O projeto METAALICUS (experiência com mercúrio para avaliar a carga atmosférica no Canadá e nos E.U.A.) foi um experimento conduzido em um ecossistema inteiro projetado para estudar a atividade, a mobilidade, e a disponibilidade do mercúrio depositado pela atmosfera (HINTELMANN et al., 2002). Neste experimento, a dinâmica do mercúrio depositado recentemente em um ecossistema terrestre foi estudada apartir de um isótopo estável enriquecido do mercúrio (202Hg) que foi pulverizado em uma pequena bacia de floresta boreal. Esta experiência permitiu acompanhar o destino do mercúrio "novo" na deposição e distingui-lo do mercúrio nativo armazenado historicamente no ecossistema. O estudo

mostrou que o mercúrio recentemente depositado foi mais reativo do que o mercúrio nativo com respeito às vias de volatilização e metilação. Além disso, o experimento mostrou que a mobilidade através do escoamento superficial foi muito baixa e diminuiu fortemente ao longo do tempo por causa do rápido equilíbrio com o reservatório nativo de mercúrio.

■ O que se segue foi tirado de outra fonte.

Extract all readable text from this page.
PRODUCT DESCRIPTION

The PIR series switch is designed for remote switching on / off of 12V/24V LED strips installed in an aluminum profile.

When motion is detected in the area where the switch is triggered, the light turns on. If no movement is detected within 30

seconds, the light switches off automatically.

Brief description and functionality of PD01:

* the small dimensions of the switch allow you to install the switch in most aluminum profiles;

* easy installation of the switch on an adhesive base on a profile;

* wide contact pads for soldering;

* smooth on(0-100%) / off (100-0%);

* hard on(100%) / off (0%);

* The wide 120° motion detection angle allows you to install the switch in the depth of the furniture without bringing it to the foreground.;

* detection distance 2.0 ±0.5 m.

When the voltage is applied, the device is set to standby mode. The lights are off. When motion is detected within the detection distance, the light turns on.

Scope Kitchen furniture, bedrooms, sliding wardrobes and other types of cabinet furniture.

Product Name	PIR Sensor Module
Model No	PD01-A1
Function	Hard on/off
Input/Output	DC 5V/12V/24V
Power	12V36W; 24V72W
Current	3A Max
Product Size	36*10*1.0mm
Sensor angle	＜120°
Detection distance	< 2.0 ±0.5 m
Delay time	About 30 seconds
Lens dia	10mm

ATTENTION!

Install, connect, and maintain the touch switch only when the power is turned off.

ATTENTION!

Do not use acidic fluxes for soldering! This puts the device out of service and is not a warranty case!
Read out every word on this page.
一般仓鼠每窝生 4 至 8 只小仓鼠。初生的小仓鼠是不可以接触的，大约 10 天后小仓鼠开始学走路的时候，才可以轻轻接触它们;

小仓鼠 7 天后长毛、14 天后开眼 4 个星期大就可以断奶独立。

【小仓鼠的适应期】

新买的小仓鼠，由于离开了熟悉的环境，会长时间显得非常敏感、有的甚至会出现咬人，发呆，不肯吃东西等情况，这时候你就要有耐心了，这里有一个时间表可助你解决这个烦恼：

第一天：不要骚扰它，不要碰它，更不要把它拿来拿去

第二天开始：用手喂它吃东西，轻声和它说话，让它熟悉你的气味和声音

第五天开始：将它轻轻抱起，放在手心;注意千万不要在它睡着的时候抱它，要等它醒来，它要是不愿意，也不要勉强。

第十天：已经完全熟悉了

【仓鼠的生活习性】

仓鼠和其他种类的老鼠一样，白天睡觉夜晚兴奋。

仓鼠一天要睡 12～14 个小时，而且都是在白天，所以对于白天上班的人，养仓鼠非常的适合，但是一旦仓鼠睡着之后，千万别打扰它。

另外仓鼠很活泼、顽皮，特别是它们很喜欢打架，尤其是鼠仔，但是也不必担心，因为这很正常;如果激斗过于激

O mercúrio depositado nos solos esta sujeito a vários processos químicos e biológicos de transformação como oxidação do Hg0, redução ou metilição do Hg2+ dependendo do pH do solo, temperatura e conteúdo húmico do solo. A mobilização do mercúrio em solos através da formação de compostos inorgânicos de mercúrio solúveis, tais como HgCl2 e Hg(OH)2, tem uma menor importância do que a eluição do mercúrio ligado à substâncias húmicas no solo (BIESTER et al., 2002). A formação de complexos orgânicos de Hg2+ é o processo dominante devido a grande afinidade do mercúrio aos compostos que contem enxofre em seu grupo funcional (XIA et al., 1999).

Por outro lado, os mecanismos de interação físico-química e a mobilidade do mercúrio em solos e rejeitos de garimpo de ouro foram avaliados por Melamed; Vilas Bôas (2002). Segundo esses autores a diminuição do pH afeta diretamente a capacidade de retenção do Hg em latossolos, devido à competição do H+ pelos sítios ativos. E a presença do anion cloreto complexa o Hg2+ diminuindo sua interação com a superfície oxidada, facilitando assim sua mobilização. A aplicação de fosfato aumenta a retenção do mercúrio, contudo, somente na ausência do cloreto.

A transformação do Hg2+ em metilmercúrio aumenta a mobilidade do mercúrio no ambiente (SCHLUTER, 1997; MELAMED; VILAS BÔAS, 2002).